Quote:
Originally Posted by zpimp
for ide/sata we have smart but not for servers
|
Yes, we do. All modern hard drives support S.M.A.R.T., but on larger storage systems the S.M.A.R.T. status is checked by the controller firmware, so you would use the RAID controller management software rather than
smartd.
Quote:
Originally Posted by zpimp
i know there are some proprietary stuff, wich work sometimes
but for sas hdd , hardware raid i dont know
|
If by "proprietary stuff" you're referring to management software from the likes of HP, Dell, Fujitsu, LSI, Areca and others, I'm happy to report that it all works wery well.
Quote:
Originally Posted by zpimp
the reason i ask, is because i see some poor bastards, whose hdds are failing
and only thing they do is pray
|
I've seen that too, and it's most unfortunate. Some individuals seem to believe that hard drives aren't subject to wear and tear, even though the manufacturers' MTBF data are readily available, and companies like Backblaze routinely publish reports with empirical data on the failure rates of hard drives of various types and sizes.
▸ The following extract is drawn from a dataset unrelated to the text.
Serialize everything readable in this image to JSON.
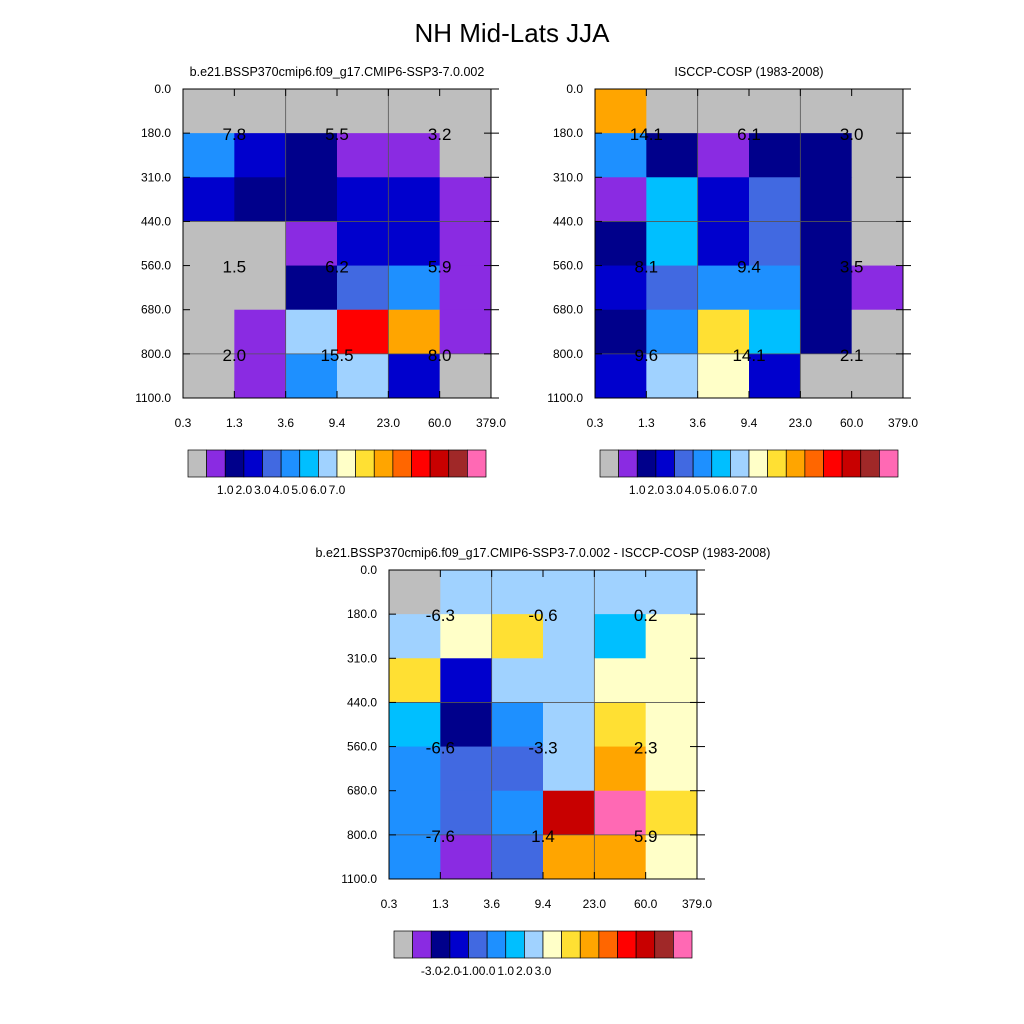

But you started off talking about servers. I hope you haven't seen a server going down because of faulty hard drives? Because that would indicate a seriously incompetent system administrator.
Quote:
Originally Posted by zpimp
i read about predictive failure analysis
but i dont know much about this
|
S.M.A.R.T. does a decent job when it comes to predicting failure, but not before a number of sectors have gone bad. In a non-RAID setup that means data has probably been lost.
Of course, if the drive suffers a sudden, catastrophic failure (head stopper coming loose, bearings seizing, electronics malfunctioning), S.M.A.R.T. will be no help at all.
Quote:
Originally Posted by zpimp
i cant accept you can prevent losing data on pcs but not on servers with raid
|
You don't really believe that's the case, do you? Server manufacturers solved that problem many years ago with management and monitoring software.
Here's what you do:
Make sure the management software for your server/controller is configured to send notifications whenever a drive fails. If you use software RAID,
mdadm in monitor mode and
smartd will get the job done.
Make sure at least two different notification mechanisms are used to minimize the risks of silent failure.
Make sure the RAID set is verified/scrubbed regularly to catch growing defects ("bit rot") on rarely used areas of the disks. Most hardware RAID controllers can do either scheduled or continuous background/idle scrubbing.
Consider installing an online spare if there are no systems administrators on-site.
Consider using RAID 6 if the RAID set is large enough that there's a real risk of a second drive failing during rebuild.